Watch the video above to hear Ben’s story of growing up between divorced parents. He describes their divorce as “a really seismic event in my life…a bit of a bomb moment.”
A happy childhood changed overnight
Ben describes his early years as carefree and full of warmth. “I’m the oldest of three, so I think kind of at the time very, very happy childhood, no real kind of concerns about anything apart from probably in the year kind of run up to my parents separating.”
Everything changed when his parents divorced. “I was about 11 or 12, and yeah, it was a really seismic event in my life, but it really was a kind of bit of a bomb moment.”
He didn’t feel angry — mostly confused and sad. “I don’t think there was anger. I think it was just a lot of sadness, a lot of confusion. What does this mean? I think huge amount of questions.”
Even at that age, his mind focused on the practicalities. “Probably because I was 11 more practical than the kind of why and the kind of emotion, it was a lot more practical. Where’s dad gonna be? When am I gonna see him? What does that mean for this? What does that mean for that?”
Growing up too fast
Ben realised quickly that life wouldn’t be the same again. “Seeing your parents, certainly not as kind of perfect, happened very quickly when the fallout of the divorce happened, so that, I think, changed me.”
He also became aware of how much more complicated life was. “When it’s divorce, you know, there’s less money, there’s less just time resources from your parents, there’s a lot more just admin to and from you’re having to navigate.”
Living across two homes was confusing. “If you live in two different households, you’ve got two different sets of rules as well — different bedtimes, different rules for TV, different food. You have to be quite adaptable, and that is quite a lot to get your head around.”
Missing the small moments
Not seeing his dad regularly was one of the hardest parts. “I think that does change you. But I think not seeing my dad was, was a big bit of it. And we saw him quite a bit, you know, we’d probably see him every few weekends or whatever.”
It wasn’t until years later that he realised what he truly missed. “When I was in my 20s, I actually lived with my dad for about 18 months while I was starting off work, and I realised what I had missed. I actually hadn’t missed him coming to my football game or going for a birthday or whatever. What I missed was actually just sat on the sofa with him on a Monday night, watching whatever was on the TV.”
“It was those humdrum, normal moments — the regularity of it — that I missed.”
Becoming the ‘semi-parent’
As the eldest, Ben took on extra responsibility at home. “Mum, who we were living with, has got so much on her plate. She’s a mess. I can’t be bringing more mess to her, like she’s got enough going on. I basically became a bit of a semi-parent.”

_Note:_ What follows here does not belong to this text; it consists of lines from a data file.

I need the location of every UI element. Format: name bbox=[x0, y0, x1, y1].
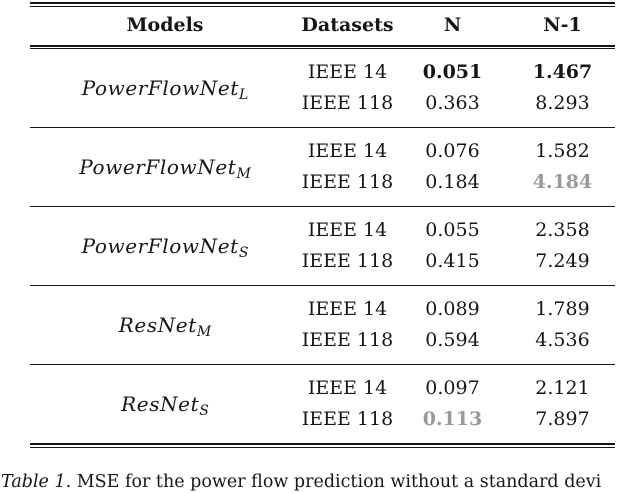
n-value: 0.113 bbox=[422, 408, 483, 431]
model-label: PowerFlowNet bbox=[81, 234, 239, 259]
dataset-cell: IEEE 118 bbox=[301, 250, 394, 273]
n1-value: 7.897 bbox=[535, 408, 590, 431]
table-group-resnet-m: ResNetM IEEE 14 0.089 1.789 IEEE 118 0.5… bbox=[30, 286, 615, 364]
model-label: PowerFlowNet bbox=[79, 155, 237, 180]
model-subscript: L bbox=[238, 87, 249, 104]
n1-value: 1.789 bbox=[535, 298, 590, 321]
n-value: 0.089 bbox=[425, 298, 480, 321]
n1-value: 7.249 bbox=[535, 250, 590, 273]
model-name: PowerFlowNetS bbox=[30, 234, 300, 262]
table-group-powerflownet-s: PowerFlowNetS IEEE 14 0.055 2.358 IEEE 1… bbox=[30, 207, 615, 285]
caption-label: Table 1. bbox=[1, 472, 72, 492]
n1-value: 2.358 bbox=[535, 219, 590, 242]
n1-value: 4.536 bbox=[535, 329, 590, 352]
dataset-cell: IEEE 118 bbox=[301, 92, 394, 115]
group-separator-rule bbox=[30, 285, 615, 287]
n1-value: 2.121 bbox=[535, 377, 590, 400]
dataset-cell: IEEE 14 bbox=[307, 61, 388, 84]
caption-text: MSE for the power flow prediction withou… bbox=[76, 472, 602, 492]
n-value: 0.184 bbox=[425, 171, 480, 194]
dataset-cell: IEEE 14 bbox=[307, 377, 388, 400]
dataset-cell: IEEE 118 bbox=[301, 408, 394, 431]
n-value: 0.363 bbox=[425, 92, 480, 115]
n-value: 0.076 bbox=[425, 140, 480, 163]
table-group-powerflownet-l: PowerFlowNetL IEEE 14 0.051 1.467 IEEE 1… bbox=[30, 49, 615, 127]
group-separator-rule bbox=[30, 364, 615, 366]
n1-value: 4.184 bbox=[532, 171, 593, 194]
n-value: 0.055 bbox=[425, 219, 480, 242]
table-group-powerflownet-m: PowerFlowNetM IEEE 14 0.076 1.582 IEEE 1… bbox=[30, 128, 615, 206]
n-value: 0.415 bbox=[425, 250, 480, 273]
n-value: 0.097 bbox=[425, 377, 480, 400]
table-bottom-rule bbox=[30, 443, 615, 448]
dataset-cell: IEEE 14 bbox=[307, 219, 388, 242]
header-datasets: Datasets bbox=[301, 14, 394, 37]
model-subscript: M bbox=[236, 166, 251, 183]
results-table: Models Datasets N N-1 PowerFlowNetL IEEE… bbox=[30, 2, 615, 448]
table-top-rule bbox=[30, 2, 615, 7]
model-subscript: S bbox=[199, 403, 209, 420]
model-name: ResNetM bbox=[30, 313, 300, 341]
table-caption: Table 1. MSE for the power flow predicti… bbox=[1, 471, 640, 493]
n-value: 0.594 bbox=[425, 329, 480, 352]
header-n1: N-1 bbox=[543, 14, 582, 37]
table-group-resnet-s: ResNetS IEEE 14 0.097 2.121 IEEE 118 0.1… bbox=[30, 365, 615, 443]
header-rule bbox=[30, 44, 615, 50]
model-label: ResNet bbox=[121, 392, 200, 417]
model-name: ResNetS bbox=[30, 392, 300, 420]
n1-value: 1.582 bbox=[535, 140, 590, 163]
dataset-cell: IEEE 14 bbox=[307, 140, 388, 163]
model-name: PowerFlowNetL bbox=[30, 76, 300, 104]
header-n: N bbox=[443, 14, 462, 37]
model-name: PowerFlowNetM bbox=[30, 155, 300, 183]
n1-value: 1.467 bbox=[532, 61, 593, 84]
dataset-cell: IEEE 118 bbox=[301, 171, 394, 194]
model-subscript: M bbox=[196, 324, 212, 341]
model-subscript: S bbox=[238, 245, 249, 262]
group-separator-rule bbox=[30, 127, 615, 129]
header-models: Models bbox=[126, 14, 204, 37]
n1-value: 8.293 bbox=[535, 92, 590, 115]
dataset-cell: IEEE 118 bbox=[301, 329, 394, 352]
model-label: ResNet bbox=[118, 313, 197, 338]
group-separator-rule bbox=[30, 206, 615, 208]
model-label: PowerFlowNet bbox=[81, 76, 239, 101]
dataset-cell: IEEE 14 bbox=[307, 298, 388, 321]
n-value: 0.051 bbox=[422, 61, 483, 84]
table-header-row: Models Datasets N N-1 bbox=[30, 7, 615, 45]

Support came from an unexpected source. “My godmother was amazing. She was coincidentally, like, a counsellor. So we’d go for a coffee, and she’d just ask me questions, and I’d just be able to kind of let loose a bit. It really felt like a safe environment.”

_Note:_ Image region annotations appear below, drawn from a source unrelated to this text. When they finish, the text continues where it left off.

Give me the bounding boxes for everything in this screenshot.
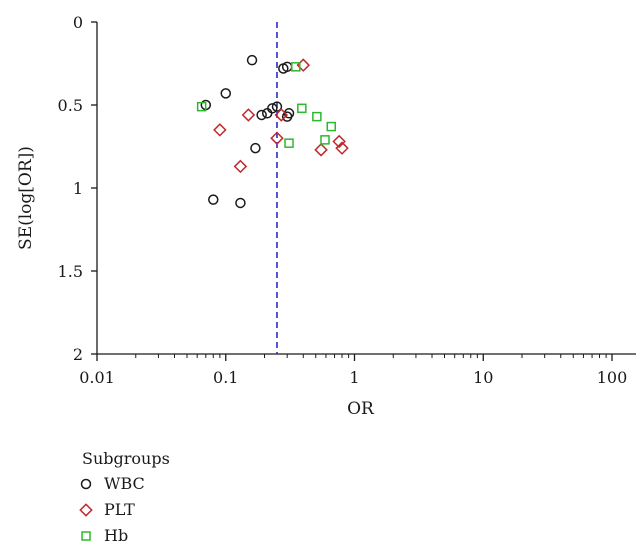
point-hb bbox=[291, 62, 301, 72]
point-hb bbox=[284, 138, 294, 148]
y-tick-label: 1 bbox=[73, 179, 83, 198]
point-wbc bbox=[235, 197, 246, 209]
point-hb bbox=[326, 121, 337, 132]
point-hb bbox=[312, 111, 322, 122]
point-plt bbox=[241, 108, 256, 122]
point-hb bbox=[297, 103, 307, 114]
point-hb bbox=[320, 135, 330, 145]
point-plt bbox=[314, 143, 328, 157]
y-axis-title: SE(log[OR]) bbox=[16, 146, 36, 250]
x-tick-label: 0.01 bbox=[79, 368, 115, 387]
x-tick-label: 10 bbox=[473, 368, 493, 387]
legend-title: Subgroups bbox=[82, 449, 170, 468]
y-tick-label: 0 bbox=[73, 13, 83, 32]
axes: 0 0.5 1 1.5 2 0.01 0.1 1 10 100 bbox=[58, 13, 636, 387]
legend-label-hb: Hb bbox=[104, 526, 128, 545]
x-tick-label: 1 bbox=[349, 368, 359, 387]
series-plt bbox=[213, 58, 349, 174]
legend-marker-plt bbox=[79, 503, 93, 517]
point-wbc bbox=[220, 88, 231, 99]
point-hb bbox=[196, 101, 207, 112]
point-wbc bbox=[271, 101, 283, 112]
point-wbc bbox=[250, 142, 261, 154]
legend-marker-hb bbox=[81, 531, 91, 541]
point-plt bbox=[335, 141, 349, 155]
data-points bbox=[196, 54, 349, 209]
point-wbc bbox=[246, 54, 258, 66]
x-tick-label: 100 bbox=[597, 368, 628, 387]
y-tick-label: 2 bbox=[73, 345, 83, 364]
legend: Subgroups WBC PLT Hb bbox=[79, 449, 170, 545]
y-tick-label: 0.5 bbox=[58, 96, 83, 115]
point-plt bbox=[274, 108, 289, 122]
series-hb bbox=[196, 62, 337, 148]
point-wbc bbox=[256, 109, 267, 121]
legend-label-wbc: WBC bbox=[104, 474, 145, 493]
point-wbc bbox=[267, 103, 278, 114]
point-plt bbox=[233, 159, 248, 174]
y-tick-label: 1.5 bbox=[58, 262, 83, 281]
x-tick-label: 0.1 bbox=[213, 368, 238, 387]
legend-label-plt: PLT bbox=[104, 500, 135, 519]
point-plt bbox=[332, 134, 346, 149]
series-wbc bbox=[200, 54, 295, 209]
point-plt bbox=[213, 123, 227, 137]
point-wbc bbox=[208, 194, 219, 205]
legend-marker-wbc bbox=[80, 478, 92, 490]
x-axis-title: OR bbox=[347, 399, 375, 419]
point-wbc bbox=[261, 108, 273, 119]
point-plt bbox=[270, 131, 284, 145]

Even though those talks were emotional, they helped. “It was hard because I’d come away pretty emotionally drained because she’d ask all the right questions.”
Carrying secrets between parents
Ben became a messenger between two worlds. “Mum might say to you, ‘Oh, by the way, don’t tell your dad.’ So you’re kind of like, right, I’ve got to hold that. I can’t tell Dad that. And then on the flip side, Dad would do the same thing — ‘Please don’t tell your mum.’”
He learned early on to manage information carefully. “You’ve got these sort of separate worlds — a way of saying, well, this is knowledge that I can only keep in the mum sphere, and that’s not for the dad sphere.”
It also made him cautious about what he shared. “I was aware early on — it’s very difficult to come back from an amazing weekend with Dad and say to Mum, ‘Yeah, it was amazing.’ You know that’s not gonna go down well. So as a child, you learn to constrain yourself and think forward.”
How the experience shaped him
Looking back, Ben sees how his parents’ divorce influenced his career and personality. “I’m a lawyer now, so I have to represent other people’s points of view, and I think that probably came in quite early — you know, translating between Mum and Dad.”
It also made him reflect deeply on relationships. “My parents got divorced, my grandparents got divorced — I do have a fear on that. I sort of talk to my spouse about that. If I can stay married and happy my whole life, that would be a massive achievement.”
But he’s learned to see that fear in a healthy way. “Some fears, if they’re controlled, are a good thing. Having had the experience of being a child in divorce, you don’t want that for anyone else.”
Finding perspective and hope
Ben believes his parents’ divorce didn’t ruin his view of love or marriage — it matured it. “I think it made it clear quite early on that marriage is something you have to work towards, that you can’t really be complacent about.”
He now sees his parents’ separation as just one chapter in his life. “It is one of the chapters in the sort of book of my life. There are strands that still run from it, and I think this is part of what’s made me me.”
His final reflection is one of growth and balance. “You can’t just sit in it for the rest of life. You have to get on and say, yes, that has made me who I am — but what lessons can I derive from that that will help me as an adult?”